Much of the article is based on a conversation with a surprisingly candid Sheldon Souray; although for my money the best quote is this one:
“It would be like Mardi Gras in here after a win and then we would lose in such a poor fashion that all momentum was lost. There was none of this,” Souray said while holding his arm straight out to simulate an even keel. “Even to consistently be average, we couldn’t do that.”
We’ve heard tales of rifts in the room before, but to my knowledge no other player has talked so plainly about the emotional roller-coaster in the dressing room. Craig MacTavish has hinted broadly that the team was far too up and down (“the vortex of death”) but this is the most explicit statement and there’s no reason to disbelieve Souray – all the evidence is there.
That even keel shouldn’t be viewed solely as the fault of the youngsters either – it seems to be a common enough problem in young players, and it’s up to the veterans and the coaching staff to instill the professional culture that the team needs. Souray, refreshingly, painted with a broad brush, omitting only goaltender Dwayne Roloson from criticism.
President of hockey operations Kevin Lowe will ease further into the background and general manager Steve Tambellini will step forward to put his mark on the team. This will not be a Lowellini roster next September.
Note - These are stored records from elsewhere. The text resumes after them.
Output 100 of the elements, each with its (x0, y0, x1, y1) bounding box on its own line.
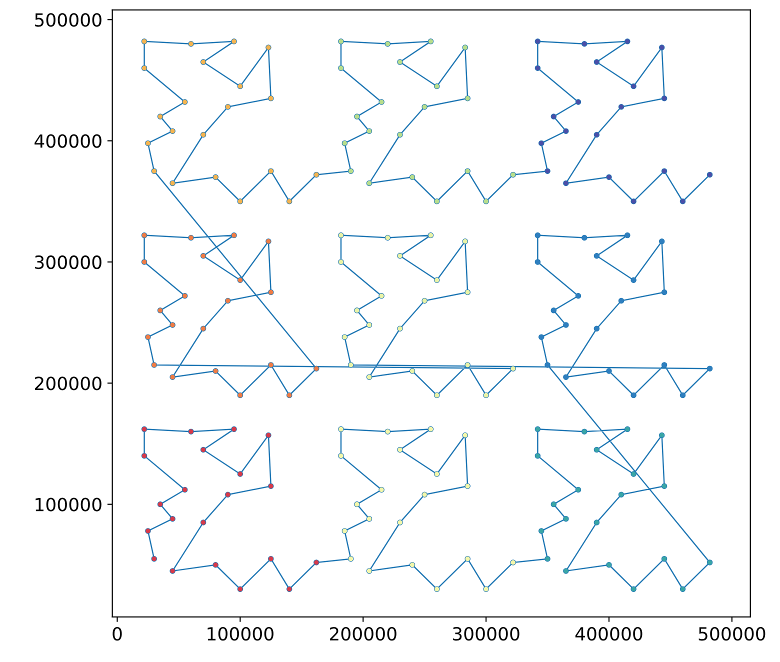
point (268, 289, 274, 296)
point (314, 560, 320, 566)
point (225, 492, 231, 498)
point (338, 426, 344, 432)
point (434, 198, 440, 204)
point (661, 289, 668, 296)
point (397, 132, 403, 138)
point (658, 238, 665, 244)
point (462, 432, 468, 438)
point (338, 65, 344, 71)
point (378, 293, 384, 299)
point (170, 568, 176, 574)
point (188, 40, 194, 47)
point (680, 392, 686, 398)
point (434, 277, 440, 284)
point (141, 232, 148, 238)
point (563, 516, 569, 522)
point (212, 368, 218, 374)
point (661, 168, 668, 174)
point (268, 362, 274, 368)
point (266, 238, 272, 244)
point (188, 428, 194, 434)
point (483, 392, 489, 398)
point (624, 38, 630, 44)
point (141, 259, 148, 265)
point (538, 140, 544, 146)
point (338, 259, 344, 265)
point (563, 374, 569, 380)
point (145, 140, 151, 146)
point (630, 586, 636, 592)
point (397, 326, 403, 332)
x-tick-label: 500000 (698, 627, 766, 641)
point (286, 198, 292, 204)
point (464, 168, 470, 174)
point (582, 40, 588, 47)
point (630, 198, 636, 204)
point (182, 99, 188, 105)
point (314, 172, 320, 178)
point (225, 104, 231, 110)
point (464, 96, 470, 102)
y-tick-label: 500000 (35, 13, 102, 27)
point (582, 234, 588, 241)
point (483, 586, 489, 592)
point (434, 586, 440, 592)
point (268, 483, 274, 489)
point (434, 83, 440, 90)
point (157, 114, 164, 120)
point (462, 44, 468, 50)
y-tick-label: 100000 (36, 498, 102, 512)
point (464, 362, 470, 368)
point (366, 128, 372, 134)
point (314, 366, 320, 372)
point (212, 562, 218, 568)
point (630, 471, 636, 477)
x-tick-label: 0 (112, 627, 122, 641)
point (354, 308, 360, 314)
point (157, 501, 164, 508)
point (200, 326, 206, 332)
point (200, 132, 206, 138)
point (661, 483, 668, 489)
point (538, 334, 544, 340)
point (464, 556, 470, 562)
point (145, 334, 151, 340)
point (428, 426, 434, 432)
point (182, 486, 188, 493)
point (661, 96, 668, 102)
point (510, 172, 516, 178)
point (534, 38, 541, 44)
x-tick-label: 200000 (330, 627, 396, 641)
point (550, 308, 557, 314)
point (464, 483, 470, 489)
point (624, 232, 630, 238)
point (618, 104, 624, 110)
point (378, 99, 384, 105)
point (544, 168, 550, 174)
point (378, 486, 384, 493)
point (397, 59, 403, 65)
point (231, 426, 237, 432)
point (630, 83, 636, 90)
point (397, 253, 403, 259)
point (409, 562, 416, 568)
y-tick-label: 400000 (34, 134, 102, 148)
point (706, 172, 713, 178)
point (464, 289, 470, 296)
point (141, 65, 148, 71)
point (354, 114, 360, 120)
point (594, 132, 600, 138)
point (342, 334, 348, 340)
point (594, 520, 600, 526)
point (680, 198, 686, 204)
point (575, 99, 582, 105)
point (661, 556, 668, 562)
point (606, 368, 612, 374)
point (422, 298, 428, 304)
point (237, 83, 244, 90)
point (606, 562, 612, 568)
point (434, 471, 440, 477)
point (286, 392, 292, 398)
point (618, 298, 624, 304)
point (563, 180, 569, 186)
I have been told MacTavish will not be here to see it through, that he will step away because he has failed to achieve the desired results more often than not. He surely knows how damaging this season has been for the organization and is cognizant of exactly where this buck stops. While a host of players should take the rap for their terrible seasons, and there will undoubtedly be significant roster changes, MacTavish will pay the biggest price.
If the Oilers do the right thing (hire a coach from outside the org), we’re not going to note it as the start of a trend. We’ll note it as the continuation of a trend that saw Steve Tambellini, Rob Daum, Jeff Truitt and Rick Olczyk hired from elsewhere.
The news today that Kevin Lowe will step back from the team (and the reiteration that Mactavish will not return) means that in just a year of ownership, Daryl Katz will have completely overturned the brain-trust in Edmonton. People playing significant roles on the team have come from outside the organization, and if Katz holds true to form, the next head coach will as well. Scott Arniel should be one of the names considered (and is a logical candidate since he has some past history with Tambellini), but the important thing is that whoever is brought in be the best candidate for the job; an experienced coach, someone with (at least) an extensive track record in the AHL or as an NHL assistant.
For all the negativity this season (and there’s more to come), if the Oilers make the right changes this summer we could be watching the renewal of the team and a cultural change taking place right before our eyes.
Tambellini wants a bigger and stronger top-six corps of forwards and will probably have to move a defenceman to do it. Because, by playing their way out of the playoffs, the Oilers sent a strong signal to potential free agents; this is not a team ready to win much more than it loses.
I hope that the team realizes that Barnes is correct and avoids a likely-fruitless run at Marian Hossa. If another top-six forward is brought in, it seems to me that some of the current group (Robert Nilsson being the likeliest name) will not be brought back. Although from the sounds of it (and not solely from Barnes – both Brownlee and Gregor have said similar things) the trade that Barnes refers to will be just the tip of the iceberg.